Agricultural Transitions
Professor Richard Eckard, Director of Primary Industries Climate Challenges Centre, The University of Melbourne
‘Agriculture is already on the move,’ says Richard. With a 1.8°C rise in temperature and reduction in rainfall, Australian farmers are having to adapt, and even physically relocate. Farmers have adopted mixed farming systems with rotating crops to make the most of the weather all year round, and some have relocated further south. Climate change is also prompting a major shift in how and what fruits can be grown: winters are becoming too mild and summers too harsh. Dairy farms have also moved towards more strategic water irrigation and containment of cattle to avoid heat stress. The current research and development framework in the agriculture sector does not facilitate adaptation and is focused on making incremental changes. Richard hopes to see more transformational and radical thinking driving the changes that will set the sector up for coping with the climate in 2050 and extreme weather events.
Building Community Agency
Professor Sarah Bekessy, Centre for Urban Research, RMIT University
Sarah looks to nature-based solutions to build cities resilient to future climate stresses. Biodiversity and nature are often considered constraints when it comes to urban development and we tend to clear natural spaces away in favour of buildings. But ‘the future resilience of communities may critically depend on the re-conceptualisation of nature’, says Sarah. Urban forests and rooftop gardens can lower temperatures and slow storm water; mangroves and wetlands are used as solutions to storm surge; and fire-resistant vegetation is planted strategically to minimise damage. The agricultural sector is also moving towards regenerative farming that enhances biodiversity to ensure better food production and security. Sarah urges us to reframe the way we think about nature. ‘Nature is an opportunity.’

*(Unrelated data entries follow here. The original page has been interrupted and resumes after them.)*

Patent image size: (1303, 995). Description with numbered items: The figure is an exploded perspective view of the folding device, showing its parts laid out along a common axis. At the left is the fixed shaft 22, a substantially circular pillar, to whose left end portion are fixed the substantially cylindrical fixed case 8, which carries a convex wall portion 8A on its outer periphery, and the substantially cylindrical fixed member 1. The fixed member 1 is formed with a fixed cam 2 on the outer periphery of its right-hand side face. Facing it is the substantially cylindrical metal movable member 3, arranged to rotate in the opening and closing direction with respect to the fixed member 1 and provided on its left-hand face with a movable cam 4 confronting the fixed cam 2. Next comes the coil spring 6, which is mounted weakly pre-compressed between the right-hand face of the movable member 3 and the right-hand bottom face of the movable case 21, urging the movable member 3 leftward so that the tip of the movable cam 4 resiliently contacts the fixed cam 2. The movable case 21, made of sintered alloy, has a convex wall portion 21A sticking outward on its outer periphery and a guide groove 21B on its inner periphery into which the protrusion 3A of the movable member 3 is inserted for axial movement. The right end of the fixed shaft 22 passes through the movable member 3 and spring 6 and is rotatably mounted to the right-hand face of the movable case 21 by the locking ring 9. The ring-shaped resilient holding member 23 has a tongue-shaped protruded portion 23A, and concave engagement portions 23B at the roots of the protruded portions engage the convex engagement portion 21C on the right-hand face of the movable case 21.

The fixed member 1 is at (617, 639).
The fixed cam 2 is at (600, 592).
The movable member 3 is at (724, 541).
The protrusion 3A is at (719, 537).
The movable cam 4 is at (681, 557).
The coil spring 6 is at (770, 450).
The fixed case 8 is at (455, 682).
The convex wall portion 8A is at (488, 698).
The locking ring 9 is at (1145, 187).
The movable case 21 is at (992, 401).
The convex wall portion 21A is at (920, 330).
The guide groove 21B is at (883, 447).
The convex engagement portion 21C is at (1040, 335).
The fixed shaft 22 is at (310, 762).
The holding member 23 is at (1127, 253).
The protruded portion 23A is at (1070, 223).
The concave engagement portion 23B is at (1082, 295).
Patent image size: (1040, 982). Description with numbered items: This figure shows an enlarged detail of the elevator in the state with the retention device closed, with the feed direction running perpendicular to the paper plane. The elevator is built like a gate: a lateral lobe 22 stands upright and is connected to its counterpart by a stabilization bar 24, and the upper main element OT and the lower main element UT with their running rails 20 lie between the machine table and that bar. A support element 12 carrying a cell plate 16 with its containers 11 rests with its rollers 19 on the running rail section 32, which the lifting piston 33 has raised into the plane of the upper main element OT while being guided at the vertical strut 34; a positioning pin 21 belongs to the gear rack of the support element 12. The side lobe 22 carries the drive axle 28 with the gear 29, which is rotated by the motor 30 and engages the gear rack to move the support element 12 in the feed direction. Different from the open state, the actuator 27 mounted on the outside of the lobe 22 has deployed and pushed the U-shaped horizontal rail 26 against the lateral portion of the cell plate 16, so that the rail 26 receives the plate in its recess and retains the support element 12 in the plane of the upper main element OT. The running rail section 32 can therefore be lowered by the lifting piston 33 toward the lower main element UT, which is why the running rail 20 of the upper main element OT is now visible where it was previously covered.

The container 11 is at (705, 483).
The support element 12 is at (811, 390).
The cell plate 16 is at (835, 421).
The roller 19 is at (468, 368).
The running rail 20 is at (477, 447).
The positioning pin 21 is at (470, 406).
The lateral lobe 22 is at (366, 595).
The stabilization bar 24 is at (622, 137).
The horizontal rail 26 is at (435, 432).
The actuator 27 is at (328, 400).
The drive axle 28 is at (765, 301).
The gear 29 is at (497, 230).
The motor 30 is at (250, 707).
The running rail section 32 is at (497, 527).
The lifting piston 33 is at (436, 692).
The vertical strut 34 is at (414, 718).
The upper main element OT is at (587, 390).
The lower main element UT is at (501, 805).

It may seem difficult to plan for the unknown, but there are success stories we can learn and build from. The speakers propose that we cannot plan for an uncertain future if we are not prepared to take a systems perspective and focus on resilience, which was a common thread throughout the talks. One thing is clear: policy, operational, regulatory, investment, management and other decisions will be made under increasingly ambiguous conditions, and integration will be needed across all sectors and levels of our society to set us on a preferred climate path and prepare us for the outcomes we can no longer avoid.
Our thanks to all our speakers for their presentations and the mammoth two-hour discussion with community members online! Greatly appreciated. At the end of proceedings, all participants were surveyed to judge which actions were considered the highest priority, and the ease with which they might be implemented. The results are charted on the graph to the right (click to enlarge), and inform a larger report by the Royal Society of Victoria to government partners following this year’s Future Thinking Forum. Our gratitude is extended to all who participated.